— Придешь на Пресню, спроси Фиксатого. Это я. Меня там знают, — на сухом нервном лице расцветает мягкая улыбка. — Может, встретимся, — последний блеск знаменитой, оказывается, фиксы.
Адвокат
Я еще неделю корпел над обвинительным заключением и последним словом. Следователь Кудрявцев на 16 страницах обвинял меня в клевете на советский государственный строй и в изготовлении и распространении порнографического сочинения. Клевета состояла в том, что я в рукописи «173 свидетельства национального позора, или О чем умалчивает Конституция» опорочил внутреннюю и внешнюю политику КПСС, Конституцию СССР, утверждая, что власть в нашей стране не принадлежит народу, который лишен основных гражданских прав и свобод, что СССР — тоталитарное, деспотическое государство. Мясников не мог не знать, что пишет клевету, т. к. живет в Москве, имеет высшее образование, кандидат философских наук и потому ему должна быть известна забота Советского государства о благосостоянии народа.
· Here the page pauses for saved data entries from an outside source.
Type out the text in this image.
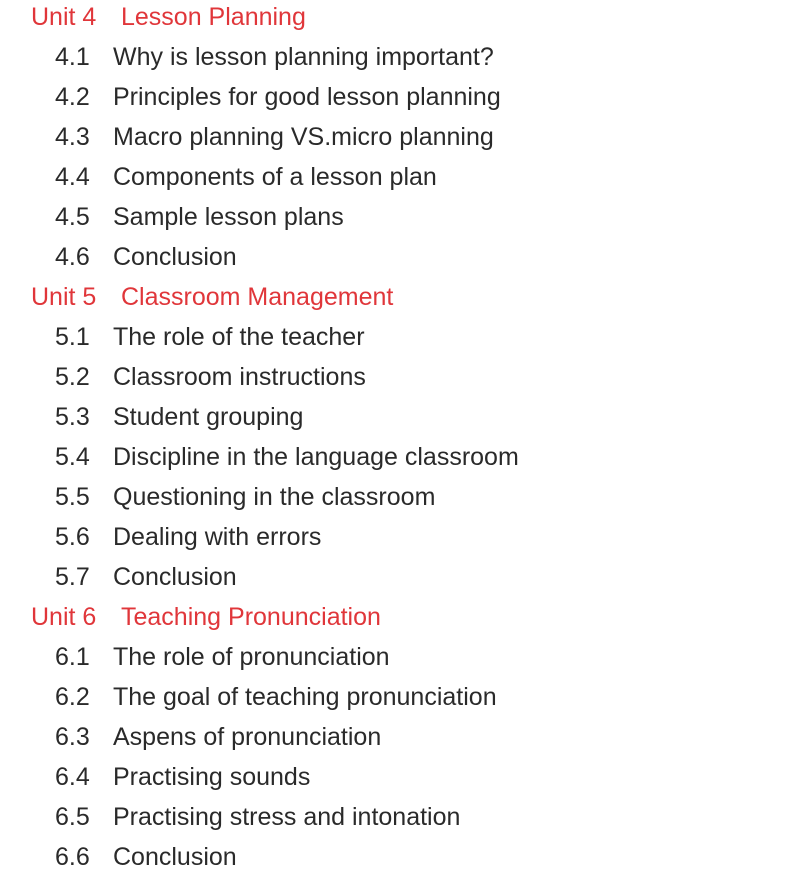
Unit 4 Lesson Planning
4.1 Why is lesson planning important?
4.2 Principles for good lesson planning
4.3 Macro planning VS.micro planning
4.4 Components of a lesson plan
4.5 Sample lesson plans
4.6 Conclusion
Unit 5 Classroom Management
5.1 The role of the teacher
5.2 Classroom instructions
5.3 Student grouping
5.4 Discipline in the language classroom
5.5 Questioning in the classroom
5.6 Dealing with errors
5.7 Conclusion
Unit 6 Teaching Pronunciation
6.1 The role of pronunciation
6.2 The goal of teaching pronunciation
6.3 Aspens of pronunciation
6.4 Practising sounds
6.5 Practising stress and intonation
6.6 Conclusion
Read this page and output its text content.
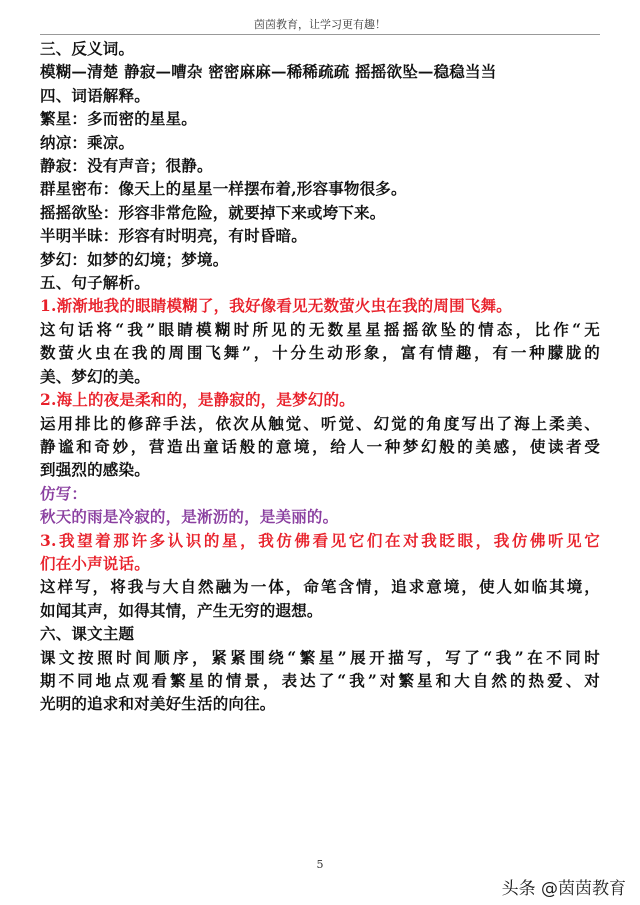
茵茵教育，让学习更有趣！
三、反义词。
模糊—清楚 静寂—嘈杂 密密麻麻—稀稀疏疏 摇摇欲坠—稳稳当当
四、词语解释。
繁星：多而密的星星。
纳凉：乘凉。
静寂：没有声音；很静。
群星密布：像天上的星星一样摆布着,形容事物很多。
摇摇欲坠：形容非常危险，就要掉下来或垮下来。
半明半昧：形容有时明亮，有时昏暗。
梦幻：如梦的幻境；梦境。
五、句子解析。
1.渐渐地我的眼睛模糊了，我好像看见无数萤火虫在我的周围飞舞。
这句话将“我”眼睛模糊时所见的无数星星摇摇欲坠的情态，比作“无
数萤火虫在我的周围飞舞”，十分生动形象，富有情趣，有一种朦胧的
美、梦幻的美。
2.海上的夜是柔和的，是静寂的，是梦幻的。
运用排比的修辞手法，依次从触觉、听觉、幻觉的角度写出了海上柔美、
静谧和奇妙，营造出童话般的意境，给人一种梦幻般的美感，使读者受
到强烈的感染。
仿写：
秋天的雨是冷寂的，是淅沥的，是美丽的。
3.我望着那许多认识的星，我仿佛看见它们在对我眨眼，我仿佛听见它
们在小声说话。
这样写，将我与大自然融为一体，命笔含情，追求意境，使人如临其境，
如闻其声，如得其情，产生无穷的遐想。
六、课文主题
课文按照时间顺序，紧紧围绕“繁星”展开描写，写了“我”在不同时
期不同地点观看繁星的情景，表达了“我”对繁星和大自然的热爱、对
光明的追求和对美好生活的向往。
5
头条 @茵茵教育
Следователь излагает некоторые положения текста и тем самым как бы иллюстрирует клевету, не затрудняя себя какими-либо контраргументами — настолько она, по его мнению, очевидна. Мясников, по свидетельству Маслина, одобряет антисоветскую писанину Сахарова и Солженицына, слушал «Голос» и другие зарубежные радиостанции. Пытался опубликовать свою клеветническую статью в «Континенте». Единственная цитата из текста касалась внешней политики, где я писал, что СССР наращивает наступательную мощь вооруженных сил, участвует в военных действиях в Афганистане, Индокитае, Центральной Америке, Африке. Свинцовой, смердящей тучей нависли мы над народами. Чего мы суемся туда? Чем облагодетельствуем в результате мировой революции? Что несем? Нашу же нищету и боль. Это лживое утверждение следователь опровергает ссылкой на Ленина и миролюбивую политику партии, якобы несовместимую с идеей экспорта революции. Не знаю, что он имел в виду у Ленина, но знаю, что Ленин до последних дней проводил курс на мировую революцию и никогда не стеснялся пропагандировать и делать ее. Пара позднейших тактических уверток вождя мирового пролетариата относительно экспорта ничего не меняют в его внешнеполитическом экстремизме. Что касается заявлений КПСС, то ни для кого не секрет, что они делаются, чтобы скрыть подлинные намерения. Зачем говорить об экспорте, если можно без лишних разговоров оккупировать пол-Европы и протянуть щупальца по всему миру? Если верить партийному словоблудию, у нас не только «экспорта» — ни одного преступника нет — разве не было обещано пожать руку последнему в 1980 году? По программе КПСС, мы уже вступили в фазу коммунизма, всех догнали и перегнали, всего вдоволь — по потребности! Весь юмор в том, что следователь срамит меня ссылками на директивы и закон, в то время, как я о том и пишу, что они не выполняются, что практика осуществляется в вопиющем противоречии с официальными заявлениями, обещаниями и Конституцией. Я про Фому, следователь про Ерему. Ни одной цифры, ни одного факта в опровержение моей заведомой лжи. Сказал «клевета» и точка. Судьи поверят на слово.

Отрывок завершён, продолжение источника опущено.